There’s more to freight shipping than meets the eye. You can choose to manage your own fleet of trucks, or to go with a trucking service. If you go with a trucking service, you can choose between full-truckload shipping and less-than truckload shipping, also known as LTL shipping. TL shipping does not require you to classify your freight, but LTL shipping does. Here’s a brief guide on how to determine freight class and what Evan Transportation can do for you.
LTL Freight Class
Deciding your LTL freight class is important because it directly translates to what your tariff will be. How expensive will it be to ship your goods? If you do not categorize it correctly, someone down the line will reclassify it, which results in delays and higher costs. Therefore, it pays to do it right the first time.
Factors That Determine Freight Class
Four factors that determine freight class are:
- Liability: The liability is how much risk comes with shipping your products. For example, perishable, fragile, or combustible items have a higher risk of damage during transport than a hardy, humble object will. The greater the liability, the higher the shipping cost.
- Stowability: Your products should have proper packaging and have a load-bearing side so that they can be in a stack. They are harder to stow on the truck bed if they have protruding parts, are an odd shape, or are extremely heavy.
- Density: Some commodities’ shipping costs depend on their density, which is cubic feet divided by pounds. Lower-density freight is more expensive to ship.

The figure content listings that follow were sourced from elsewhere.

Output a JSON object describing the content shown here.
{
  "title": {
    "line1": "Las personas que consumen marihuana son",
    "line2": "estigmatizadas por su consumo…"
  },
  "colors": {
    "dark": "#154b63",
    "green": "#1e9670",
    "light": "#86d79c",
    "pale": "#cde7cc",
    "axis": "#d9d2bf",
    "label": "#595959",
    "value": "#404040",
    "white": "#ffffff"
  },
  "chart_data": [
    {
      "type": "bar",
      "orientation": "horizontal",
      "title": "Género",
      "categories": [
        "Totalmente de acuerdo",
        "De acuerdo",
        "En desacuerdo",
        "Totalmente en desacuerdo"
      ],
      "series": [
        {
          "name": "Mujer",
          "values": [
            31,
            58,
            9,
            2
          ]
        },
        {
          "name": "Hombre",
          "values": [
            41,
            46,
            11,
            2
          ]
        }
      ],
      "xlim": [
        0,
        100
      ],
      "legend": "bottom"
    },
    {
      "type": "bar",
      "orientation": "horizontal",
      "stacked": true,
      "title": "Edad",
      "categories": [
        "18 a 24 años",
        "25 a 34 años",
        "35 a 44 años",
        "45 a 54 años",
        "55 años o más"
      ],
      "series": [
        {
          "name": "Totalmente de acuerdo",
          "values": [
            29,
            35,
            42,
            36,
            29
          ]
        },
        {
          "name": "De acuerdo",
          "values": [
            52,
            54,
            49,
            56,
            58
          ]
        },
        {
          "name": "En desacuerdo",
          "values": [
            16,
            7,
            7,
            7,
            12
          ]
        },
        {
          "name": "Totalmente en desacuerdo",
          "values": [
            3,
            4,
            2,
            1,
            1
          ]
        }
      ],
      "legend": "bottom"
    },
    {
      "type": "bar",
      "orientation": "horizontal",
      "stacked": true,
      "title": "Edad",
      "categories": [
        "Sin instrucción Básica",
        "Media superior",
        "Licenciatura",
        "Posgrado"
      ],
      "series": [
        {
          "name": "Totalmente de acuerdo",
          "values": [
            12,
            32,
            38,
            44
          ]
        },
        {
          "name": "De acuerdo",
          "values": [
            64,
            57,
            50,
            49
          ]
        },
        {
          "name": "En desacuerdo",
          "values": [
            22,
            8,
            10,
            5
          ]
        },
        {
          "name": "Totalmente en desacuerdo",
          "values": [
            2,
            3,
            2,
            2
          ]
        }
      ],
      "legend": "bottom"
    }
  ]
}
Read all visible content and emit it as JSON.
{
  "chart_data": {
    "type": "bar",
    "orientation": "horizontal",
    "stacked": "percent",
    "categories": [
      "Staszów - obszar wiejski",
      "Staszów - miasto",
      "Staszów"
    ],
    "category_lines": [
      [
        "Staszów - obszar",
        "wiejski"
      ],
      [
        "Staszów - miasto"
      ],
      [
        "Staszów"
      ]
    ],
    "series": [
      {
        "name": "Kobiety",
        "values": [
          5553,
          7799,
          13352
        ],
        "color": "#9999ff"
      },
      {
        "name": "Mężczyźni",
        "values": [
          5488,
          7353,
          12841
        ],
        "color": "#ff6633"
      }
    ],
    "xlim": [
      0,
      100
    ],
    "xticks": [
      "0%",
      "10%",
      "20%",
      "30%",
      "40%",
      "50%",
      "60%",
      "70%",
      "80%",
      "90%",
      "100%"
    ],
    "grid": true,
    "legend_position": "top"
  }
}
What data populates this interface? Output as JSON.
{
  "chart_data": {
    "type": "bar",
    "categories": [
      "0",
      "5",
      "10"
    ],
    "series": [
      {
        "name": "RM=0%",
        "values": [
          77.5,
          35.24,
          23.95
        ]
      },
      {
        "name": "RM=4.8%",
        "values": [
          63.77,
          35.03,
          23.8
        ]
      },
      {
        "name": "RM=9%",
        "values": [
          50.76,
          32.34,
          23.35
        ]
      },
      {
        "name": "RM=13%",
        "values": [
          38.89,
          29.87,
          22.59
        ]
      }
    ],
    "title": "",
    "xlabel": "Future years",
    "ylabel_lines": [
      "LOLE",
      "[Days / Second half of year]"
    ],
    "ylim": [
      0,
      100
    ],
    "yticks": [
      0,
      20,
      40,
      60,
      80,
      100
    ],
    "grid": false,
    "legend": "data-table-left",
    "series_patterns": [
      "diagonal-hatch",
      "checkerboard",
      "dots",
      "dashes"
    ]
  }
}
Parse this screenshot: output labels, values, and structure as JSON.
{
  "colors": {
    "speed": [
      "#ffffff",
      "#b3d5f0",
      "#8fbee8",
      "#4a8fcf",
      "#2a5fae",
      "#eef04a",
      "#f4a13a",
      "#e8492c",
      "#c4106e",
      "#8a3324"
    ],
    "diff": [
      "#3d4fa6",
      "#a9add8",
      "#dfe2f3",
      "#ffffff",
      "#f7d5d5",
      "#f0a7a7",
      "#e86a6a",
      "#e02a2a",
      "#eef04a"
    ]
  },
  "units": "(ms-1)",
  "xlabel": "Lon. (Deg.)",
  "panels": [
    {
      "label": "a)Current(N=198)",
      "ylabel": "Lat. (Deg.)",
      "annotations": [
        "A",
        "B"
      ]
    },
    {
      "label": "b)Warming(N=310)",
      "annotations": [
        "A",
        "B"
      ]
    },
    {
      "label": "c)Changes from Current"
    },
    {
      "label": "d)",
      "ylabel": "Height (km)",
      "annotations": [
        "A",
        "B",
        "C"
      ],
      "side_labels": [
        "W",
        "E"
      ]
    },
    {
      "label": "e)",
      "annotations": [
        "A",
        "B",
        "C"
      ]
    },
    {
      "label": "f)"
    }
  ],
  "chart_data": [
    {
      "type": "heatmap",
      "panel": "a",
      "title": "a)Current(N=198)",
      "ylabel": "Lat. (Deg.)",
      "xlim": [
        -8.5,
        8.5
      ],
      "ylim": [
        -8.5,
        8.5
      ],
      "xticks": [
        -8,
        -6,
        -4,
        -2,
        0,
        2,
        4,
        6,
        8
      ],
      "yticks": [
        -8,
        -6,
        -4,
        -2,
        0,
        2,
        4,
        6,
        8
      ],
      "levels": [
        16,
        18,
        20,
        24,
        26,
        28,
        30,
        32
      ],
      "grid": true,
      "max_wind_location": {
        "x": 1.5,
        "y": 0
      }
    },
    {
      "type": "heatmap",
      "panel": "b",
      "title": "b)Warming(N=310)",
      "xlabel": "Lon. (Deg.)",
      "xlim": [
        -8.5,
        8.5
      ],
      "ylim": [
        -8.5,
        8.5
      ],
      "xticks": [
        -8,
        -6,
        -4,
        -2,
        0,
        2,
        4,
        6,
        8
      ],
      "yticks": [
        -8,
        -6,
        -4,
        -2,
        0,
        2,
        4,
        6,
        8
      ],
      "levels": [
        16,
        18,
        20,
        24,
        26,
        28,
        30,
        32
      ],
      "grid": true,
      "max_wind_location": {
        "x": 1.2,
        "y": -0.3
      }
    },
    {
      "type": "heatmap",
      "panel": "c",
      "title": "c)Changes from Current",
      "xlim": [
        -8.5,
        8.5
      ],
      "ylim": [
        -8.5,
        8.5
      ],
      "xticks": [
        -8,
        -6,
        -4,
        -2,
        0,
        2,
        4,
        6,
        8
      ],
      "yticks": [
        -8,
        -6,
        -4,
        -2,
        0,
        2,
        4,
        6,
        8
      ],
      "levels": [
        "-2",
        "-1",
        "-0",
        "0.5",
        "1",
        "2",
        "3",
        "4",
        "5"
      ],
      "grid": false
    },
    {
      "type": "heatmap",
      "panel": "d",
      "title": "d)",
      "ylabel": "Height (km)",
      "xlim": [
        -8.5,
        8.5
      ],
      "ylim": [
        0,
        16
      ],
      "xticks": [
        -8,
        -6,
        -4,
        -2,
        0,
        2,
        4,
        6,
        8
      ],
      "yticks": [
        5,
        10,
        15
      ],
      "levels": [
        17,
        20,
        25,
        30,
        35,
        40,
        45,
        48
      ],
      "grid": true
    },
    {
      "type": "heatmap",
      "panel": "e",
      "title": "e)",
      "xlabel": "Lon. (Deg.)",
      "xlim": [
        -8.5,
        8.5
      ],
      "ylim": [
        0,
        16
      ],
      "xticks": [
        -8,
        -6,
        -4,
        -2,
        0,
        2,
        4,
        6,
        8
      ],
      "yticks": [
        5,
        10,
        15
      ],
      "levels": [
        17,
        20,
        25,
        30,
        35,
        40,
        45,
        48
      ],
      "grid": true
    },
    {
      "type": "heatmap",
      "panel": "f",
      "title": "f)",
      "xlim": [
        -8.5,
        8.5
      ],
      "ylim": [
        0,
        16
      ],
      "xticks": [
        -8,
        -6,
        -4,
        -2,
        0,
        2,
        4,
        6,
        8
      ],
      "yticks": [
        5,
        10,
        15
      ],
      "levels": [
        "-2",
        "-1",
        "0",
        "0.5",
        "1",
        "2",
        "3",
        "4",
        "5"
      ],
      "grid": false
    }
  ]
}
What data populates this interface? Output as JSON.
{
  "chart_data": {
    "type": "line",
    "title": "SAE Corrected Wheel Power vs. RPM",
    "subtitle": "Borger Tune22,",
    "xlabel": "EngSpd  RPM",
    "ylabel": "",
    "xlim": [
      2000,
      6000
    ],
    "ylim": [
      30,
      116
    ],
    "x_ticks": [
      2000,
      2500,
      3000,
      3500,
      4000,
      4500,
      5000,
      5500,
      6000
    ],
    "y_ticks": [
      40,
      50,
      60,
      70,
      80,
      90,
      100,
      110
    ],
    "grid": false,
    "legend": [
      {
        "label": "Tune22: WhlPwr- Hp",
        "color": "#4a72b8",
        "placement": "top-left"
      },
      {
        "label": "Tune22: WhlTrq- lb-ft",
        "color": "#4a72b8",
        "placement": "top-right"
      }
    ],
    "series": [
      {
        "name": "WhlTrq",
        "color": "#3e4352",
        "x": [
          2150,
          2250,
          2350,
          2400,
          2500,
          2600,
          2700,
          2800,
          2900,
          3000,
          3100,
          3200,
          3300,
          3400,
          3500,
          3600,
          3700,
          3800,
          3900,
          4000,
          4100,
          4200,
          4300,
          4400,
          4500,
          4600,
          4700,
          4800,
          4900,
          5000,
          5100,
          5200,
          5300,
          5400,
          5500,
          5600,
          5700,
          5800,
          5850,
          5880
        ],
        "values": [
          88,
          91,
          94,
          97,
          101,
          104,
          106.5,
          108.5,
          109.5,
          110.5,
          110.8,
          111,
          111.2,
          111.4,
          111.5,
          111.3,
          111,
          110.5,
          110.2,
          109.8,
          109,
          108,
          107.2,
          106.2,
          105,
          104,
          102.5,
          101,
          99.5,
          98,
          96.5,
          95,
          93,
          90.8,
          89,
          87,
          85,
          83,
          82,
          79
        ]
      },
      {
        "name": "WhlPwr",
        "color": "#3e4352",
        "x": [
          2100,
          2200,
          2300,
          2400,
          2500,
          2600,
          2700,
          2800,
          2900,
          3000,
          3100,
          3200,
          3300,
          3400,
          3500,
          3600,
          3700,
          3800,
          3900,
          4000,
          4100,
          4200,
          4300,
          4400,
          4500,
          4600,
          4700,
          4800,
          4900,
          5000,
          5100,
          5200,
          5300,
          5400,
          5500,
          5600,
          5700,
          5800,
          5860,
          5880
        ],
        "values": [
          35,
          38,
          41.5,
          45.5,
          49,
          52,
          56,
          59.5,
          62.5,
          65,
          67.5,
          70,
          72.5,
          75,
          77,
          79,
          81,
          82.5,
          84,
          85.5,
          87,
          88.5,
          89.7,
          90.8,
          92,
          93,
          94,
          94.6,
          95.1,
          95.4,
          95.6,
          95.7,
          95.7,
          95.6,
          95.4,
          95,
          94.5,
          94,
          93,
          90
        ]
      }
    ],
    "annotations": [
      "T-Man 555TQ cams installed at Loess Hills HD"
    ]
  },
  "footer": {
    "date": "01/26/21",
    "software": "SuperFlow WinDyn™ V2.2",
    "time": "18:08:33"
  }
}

- Handling: LTL shipments have more stops than TL shipments; after all, LTL is more like a bus while TL is like an Uber. If your goods need special handling, provided that they are fragile in some way, the handling cost will rise.
Freight Class Chart
Once you know what your freight shipping needs are, you can use a freight class chart to look up your product type (e.g., alcohol, paper products, refrigerators, car parts) and see what class number your freight would have.
Determining Freight Class
How do you determine freight class? All you need to do is to measure the cubic feet, weight, and density of your total shipment, with the packaging, and round up the total size by one inch.